Having someone in his corner, helping with the day-to-day tasks and explaining events and procedures in the care loop also helped alleviate some of the stress of the process, he added.
This is exactly the reason for the liaison officer program and why the Air Force and other military branches use them. It’s all about promoting resilience, the wingman culture and ensuring Airmen are being taken care of.
“A focus on resiliency ensures Airmen and their families are fully equipped with the necessary tools, support systems and mentality to persevere through difficult situations while taking care of the mission, themselves and their families,” said Chief Master Sergeant of the Air Force Kaleth Wright.
Doctors, nurses and specialists can treat injuries and make sick people well, but the LOs are there to help with everything in between – the appointments, the visits to the commissary and exchange to buy necessities, the phone calls home and the often-confusing medical forms.
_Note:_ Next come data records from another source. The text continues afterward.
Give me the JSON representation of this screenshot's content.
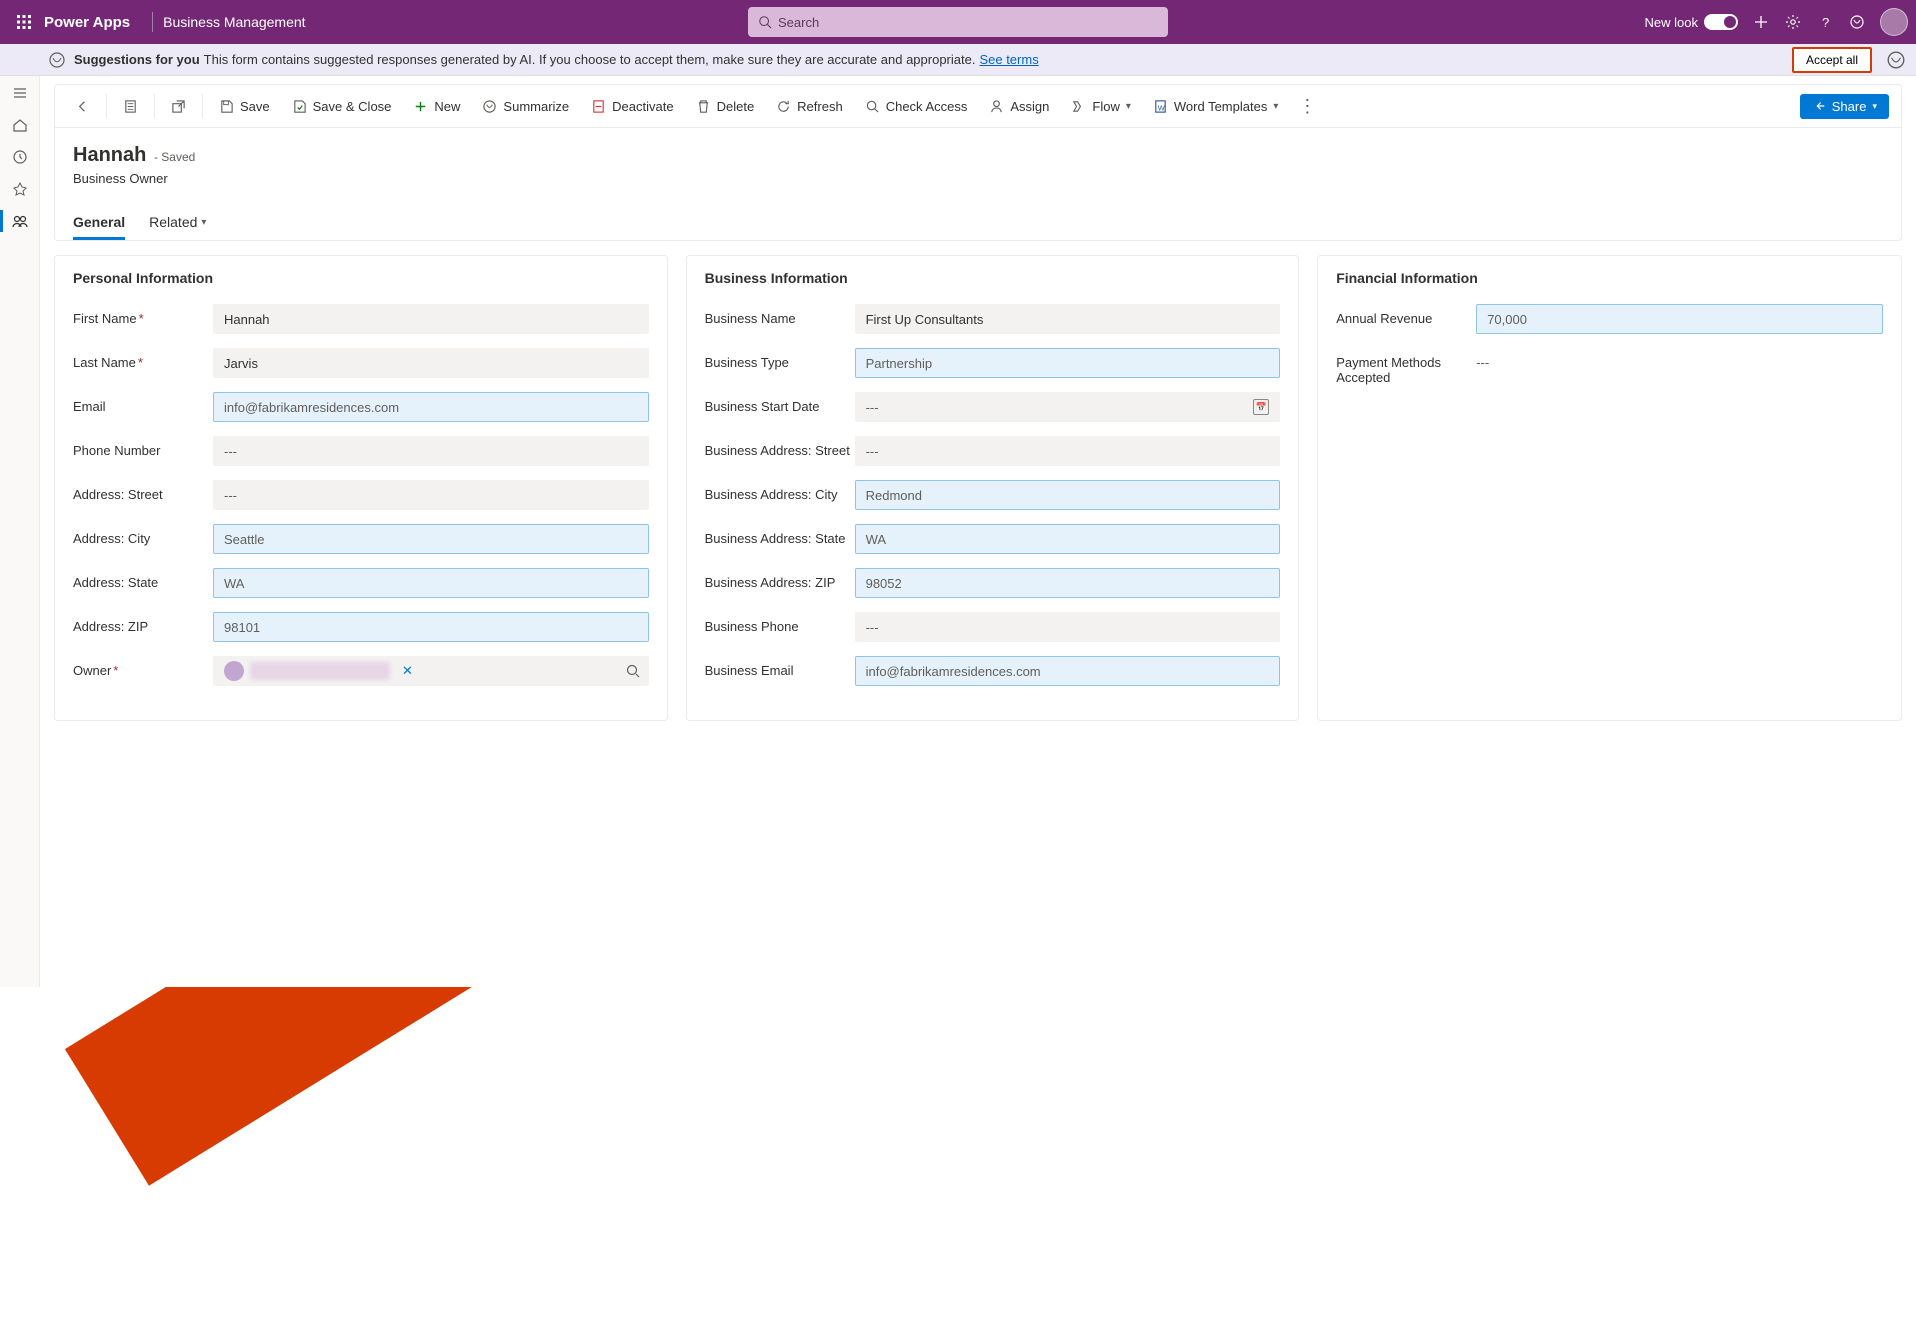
{
  "header": {
    "app": "Power Apps",
    "sub": "Business Management",
    "search_placeholder": "Search",
    "new_look": "New look"
  },
  "suggestion": {
    "bold": "Suggestions for you",
    "text": "This form contains suggested responses generated by AI. If you choose to accept them, make sure they are accurate and appropriate.",
    "link": "See terms",
    "accept": "Accept all"
  },
  "commands": {
    "save": "Save",
    "save_close": "Save & Close",
    "new": "New",
    "summarize": "Summarize",
    "deactivate": "Deactivate",
    "delete": "Delete",
    "refresh": "Refresh",
    "check_access": "Check Access",
    "assign": "Assign",
    "flow": "Flow",
    "word_templates": "Word Templates",
    "share": "Share"
  },
  "record": {
    "title": "Hannah",
    "saved": "- Saved",
    "subtitle": "Business Owner",
    "tabs": {
      "general": "General",
      "related": "Related"
    }
  },
  "sections": {
    "personal": "Personal Information",
    "business": "Business Information",
    "financial": "Financial Information"
  },
  "labels": {
    "first_name": "First Name",
    "last_name": "Last Name",
    "email": "Email",
    "phone": "Phone Number",
    "addr_street": "Address: Street",
    "addr_city": "Address: City",
    "addr_state": "Address: State",
    "addr_zip": "Address: ZIP",
    "owner": "Owner",
    "biz_name": "Business Name",
    "biz_type": "Business Type",
    "biz_start": "Business Start Date",
    "biz_addr_street": "Business Address: Street",
    "biz_addr_city": "Business Address: City",
    "biz_addr_state": "Business Address: State",
    "biz_addr_zip": "Business Address: ZIP",
    "biz_phone": "Business Phone",
    "biz_email": "Business Email",
    "annual_rev": "Annual Revenue",
    "pay_methods": "Payment Methods Accepted"
  },
  "values": {
    "first_name": "Hannah",
    "last_name": "Jarvis",
    "email": "info@fabrikamresidences.com",
    "phone": "---",
    "addr_street": "---",
    "addr_city": "Seattle",
    "addr_state": "WA",
    "addr_zip": "98101",
    "biz_name": "First Up Consultants",
    "biz_type": "Partnership",
    "biz_start": "---",
    "biz_addr_street": "---",
    "biz_addr_city": "Redmond",
    "biz_addr_state": "WA",
    "biz_addr_zip": "98052",
    "biz_phone": "---",
    "biz_email": "info@fabrikamresidences.com",
    "annual_rev": "70,000",
    "pay_methods": "---"
  }
}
Still, being selected for LO duty isn’t for everyone. It takes someone who is grounded, cares about people and is willing to put his or her own life on hold to be there for patients around the clock.
“When I was selected for LO duty, I sat down with my husband and we talked about how I was going to be really busy, would have a crazy schedule and would probably have to work a lot,” Carrano said. “So we went into this with a plan and a mutual understanding of what this job meant.”
For Carrano, this job means a lot. It’s a chance to care for injured Airmen, to help men and women who are far from home and bring a smile, a helping hand and little conversation.
“That’s what’s important,” she said. “Being able to take care of someone and help them on their journey to getting the help they need to get better.”